Imagem de fundo / Colaboração

Os alagamentos registrados em diversos pontos de Fazenda Rio Grande neste domingo (14) não são um episódio isolado, tampouco um “acidente climático” imprevisível. Eles escancaram um problema antigo, conhecido e reiteradamente ignorado: a falta de desenvolvimento adequado da infraestrutura urbana diante de um crescimento populacional acelerado e, em muitos momentos, desordenado.

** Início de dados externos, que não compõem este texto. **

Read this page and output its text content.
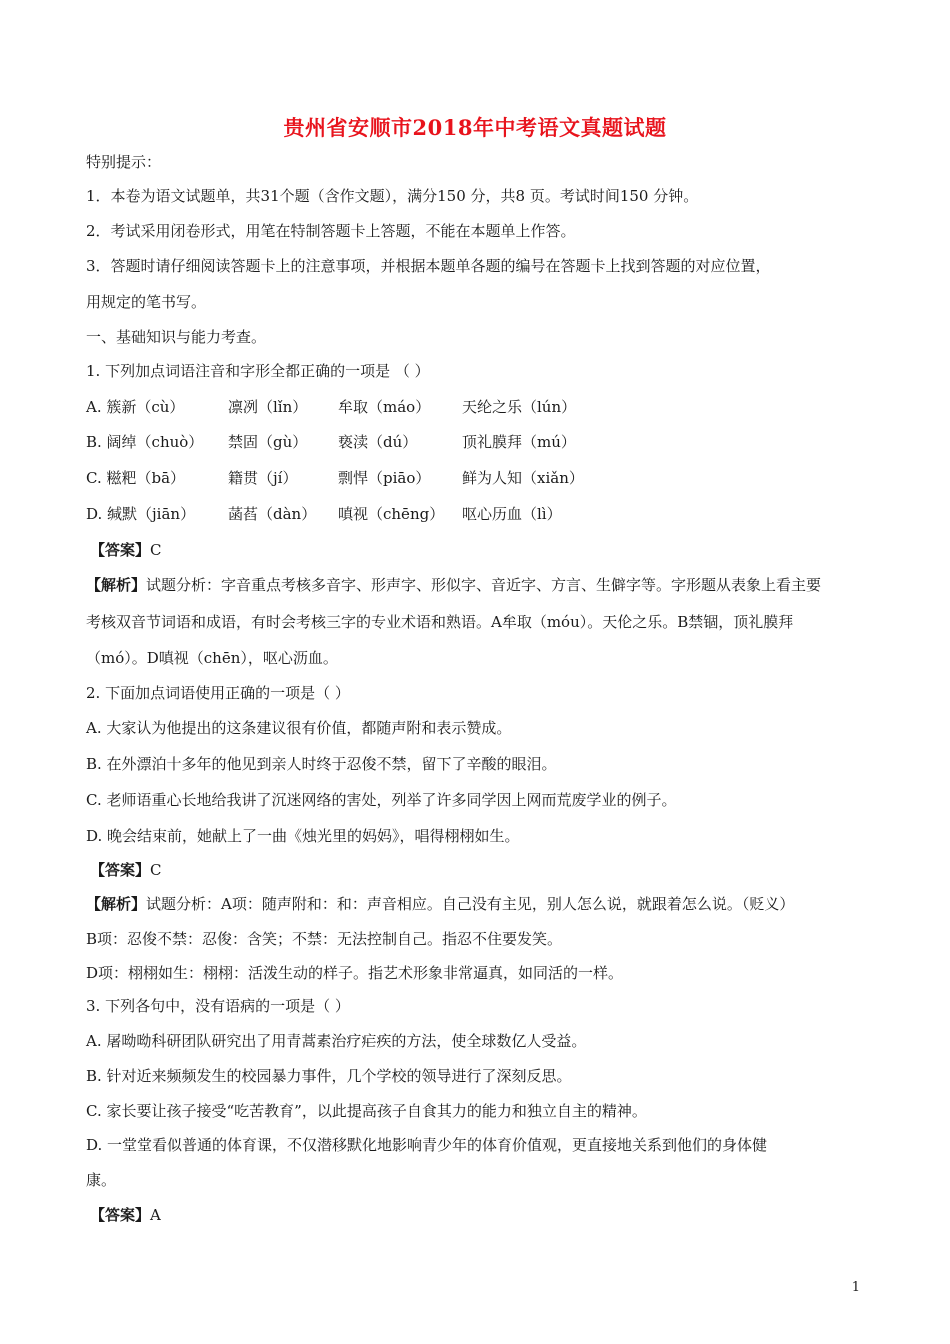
贵州省安顺市2018年中考语文真题试题
特别提示：
1．本卷为语文试题单，共31个题（含作文题），满分150 分，共8 页。考试时间150 分钟。
2．考试采用闭卷形式，用笔在特制答题卡上答题，不能在本题单上作答。
3．答题时请仔细阅读答题卡上的注意事项，并根据本题单各题的编号在答题卡上找到答题的对应位置，
用规定的笔书写。
一、基础知识与能力考查。
1. 下列加点词语注音和字形全都正确的一项是 （ ）
A. 簇新（cù）	凛冽（lǐn） 牟取（máo） 天纶之乐（lún）
B. 阔绰（chuò） 禁固（gù） 亵渎（dú）	顶礼膜拜（mú）
C. 糍粑（bā）	籍贯（jí）	剽悍（piāo） 鲜为人知（xiǎn）
D. 缄默（jiān） 菡萏（dàn） 嗔视（chēng） 呕心历血（lì）
【答案】C
【解析】试题分析：字音重点考核多音字、形声字、形似字、音近字、方言、生僻字等。字形题从表象上看主要
考核双音节词语和成语，有时会考核三字的专业术语和熟语。A牟取（móu）。天伦之乐。B禁锢，顶礼膜拜
（mó）。D嗔视（chēn），呕心沥血。
2. 下面加点词语使用正确的一项是（ ）
A. 大家认为他提出的这条建议很有价值，都随声附和表示赞成。
B. 在外漂泊十多年的他见到亲人时终于忍俊不禁，留下了辛酸的眼泪。
C. 老师语重心长地给我讲了沉迷网络的害处，列举了许多同学因上网而荒废学业的例子。
D. 晚会结束前，她献上了一曲《烛光里的妈妈》，唱得栩栩如生。
【答案】C
【解析】试题分析：A项：随声附和：和：声音相应。自己没有主见，别人怎么说，就跟着怎么说。（贬义）
B项：忍俊不禁：忍俊：含笑；不禁：无法控制自己。指忍不住要发笑。
D项：栩栩如生：栩栩：活泼生动的样子。指艺术形象非常逼真，如同活的一样。
3. 下列各句中，没有语病的一项是（ ）
A. 屠呦呦科研团队研究出了用青蒿素治疗疟疾的方法，使全球数亿人受益。
B. 针对近来频频发生的校园暴力事件，几个学校的领导进行了深刻反思。
C. 家长要让孩子接受“吃苦教育”，以此提高孩子自食其力的能力和独立自主的精神。
D. 一堂堂看似普通的体育课，不仅潜移默化地影响青少年的体育价值观，更直接地关系到他们的身体健
康。
【答案】A
1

O município protagonizou, nos últimos anos, um verdadeiro boom imobiliário. A cidade se expandiu, bairros surgiram, alguns prédios foram erguidos, muitas casas construídas e milhares de famílias passaram a chamar o município de lar. O resultado estatístico desse movimento é expressivo e incontestável. Segundo o Censo 2022 do IBGE, Fazenda Rio Grande foi a cidade que mais cresceu proporcionalmente no Brasil entre os municípios com mais de 100 mil habitantes. Houve um aumento populacional de mais de 100% — saltando de 81.675 moradores em 2010 para mais de 165.943 em 2025.

O problema é que esse crescimento não foi acompanhado, na mesma proporção e velocidade, pelos investimentos estruturais necessários. Sistemas de drenagem insuficientes, galerias pluviais subdimensionadas, ocupação intensa do solo e falta de planejamento urbano criaram um cenário em que bastam algumas horas de chuva mais intensa para transformar ruas em rios e a rotina dos moradores em transtorno, prejuízo e insegurança.

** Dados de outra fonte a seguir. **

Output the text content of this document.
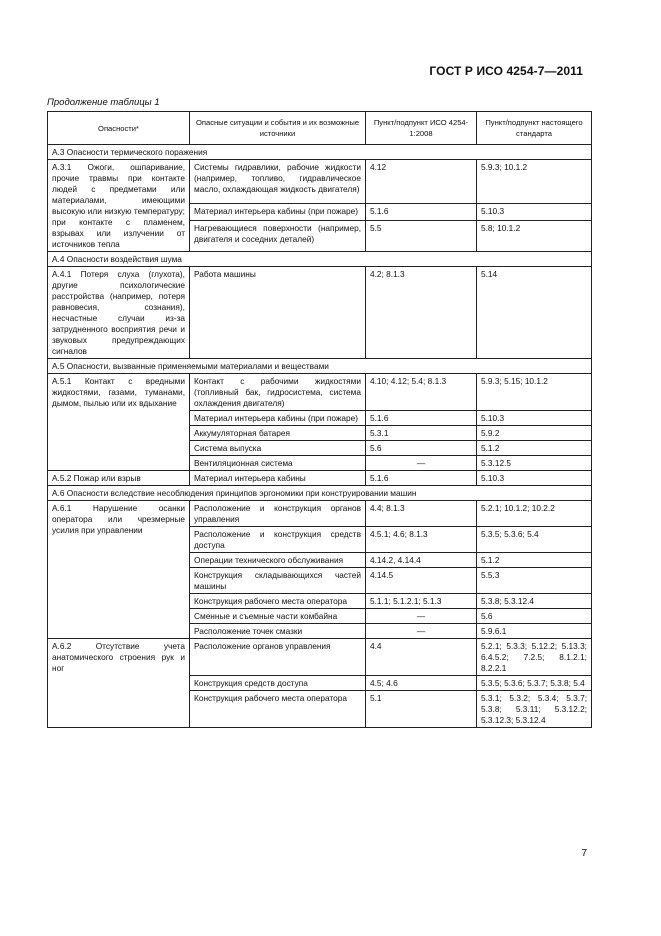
ГОСТ Р ИСО 4254-7—2011
Продолжение таблицы 1
Опасности*	Опасные ситуации и события и их возможные источники	Пункт/подпункт ИСО 4254-1:2008	Пункт/подпункт настоящего стандарта
А.3 Опасности термического поражения			
А.3.1 Ожоги, ошпаривание, прочие травмы при контакте людей с предметами или материалами, имеющими высокую или низкую температуру; при контакте с пламенем, взрывах или излучении от источников тепла	Системы гидравлики, рабочие жидкости (например, топливо, гидравлическое масло, охлаждающая жидкость двигателя)	4.12	5.9.3; 10.1.2
	Материал интерьера кабины (при пожаре)	5.1.6	5.10.3
	Нагревающиеся поверхности (например, двигателя и соседних деталей)	5.5	5.8; 10.1.2
А.4 Опасности воздействия шума			
А.4.1 Потеря слуха (глухота), другие психологические расстройства (например, потеря равновесия, сознания), несчастные случаи из-за затрудненного восприятия речи и звуковых предупреждающих сигналов	Работа машины	4.2; 8.1.3	5.14
А.5 Опасности, вызванные применяемыми материалами и веществами			
А.5.1 Контакт с вредными жидкостями, газами, туманами, дымом, пылью или их вдыхание	Контакт с рабочими жидкостями (топливный бак, гидросистема, система охлаждения двигателя)	4.10; 4.12; 5.4; 8.1.3	5.9.3; 5.15; 10.1.2
	Материал интерьера кабины (при пожаре)	5.1.6	5.10.3
	Аккумуляторная батарея	5.3.1	5.9.2
	Система выпуска	5.6	5.1.2
	Вентиляционная система	—	5.3.12.5
А.5.2 Пожар или взрыв	Материал интерьера кабины	5.1.6	5.10.3
А.6 Опасности вследствие несоблюдения принципов эргономики при конструировании машин			
А.6.1 Нарушение осанки оператора или чрезмерные усилия при управлении	Расположение и конструкция органов управления	4.4; 8.1.3	5.2.1; 10.1.2; 10.2.2
	Расположение и конструкция средств доступа	4.5.1; 4.6; 8.1.3	5.3.5; 5.3.6; 5.4
	Операции технического обслуживания	4.14.2, 4.14.4	5.1.2
	Конструкция складывающихся частей машины	4.14.5	5.5.3
	Конструкция рабочего места оператора	5.1.1; 5.1.2.1; 5.1.3	5.3.8; 5.3.12.4
	Сменные и съемные части комбайна	—	5.6
	Расположение точек смазки	—	5.9.6.1
А.6.2 Отсутствие учета анатомического строения рук и ног	Расположение органов управления	4.4	5.2.1; 5.3.3; 5.12.2; 5.13.3; 6.4.5.2; 7.2.5; 8.1.2.1; 8.2.2.1
	Конструкция средств доступа	4.5; 4.6	5.3.5; 5.3.6; 5.3.7; 5.3.8; 5.4
	Конструкция рабочего места оператора	5.1	5.3.1; 5.3.2; 5.3.4; 5.3.7; 5.3.8; 5.3.11; 5.3.12.2; 5.3.12.3; 5.3.12.4
7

É preciso dizer com clareza: alagamento não é apenas um incômodo momentâneo. Ele afeta o direito de ir e vir, provoca danos materiais, expõe a população a riscos sanitários e evidencia desigualdades, já que os bairros mais afetados costumam ser aqueles onde a infraestrutura sempre chegou por último — ou nunca chegou por completo.

O crescimento de Fazenda Rio Grande é, sem dúvida, um sinal de dinamismo econômico e atratividade. Mas crescimento sem planejamento cobra seu preço. E quem paga essa conta, invariavelmente, é o cidadão comum, que vê sua casa, seu comércio ou sua rua alagada enquanto o debate sobre soluções estruturais segue sendo adiado.

Os alagamentos deste domingo devem servir como alerta definitivo. Não se trata mais de discutir se a cidade cresceu demais, mas de reconhecer que ela cresceu sem a infraestrutura compatível com sua nova realidade. Planejamento urbano, investimentos em drenagem, revisão do uso do solo e responsabilidade com o futuro não podem continuar sendo promessas genéricas. São necessidades urgentes.

Quando a água sobe, ela não traz apenas lama. Ela traz à tona escolhas mal feitas, omissões acumuladas e a conta de um crescimento que precisa, urgentemente, ser repensado.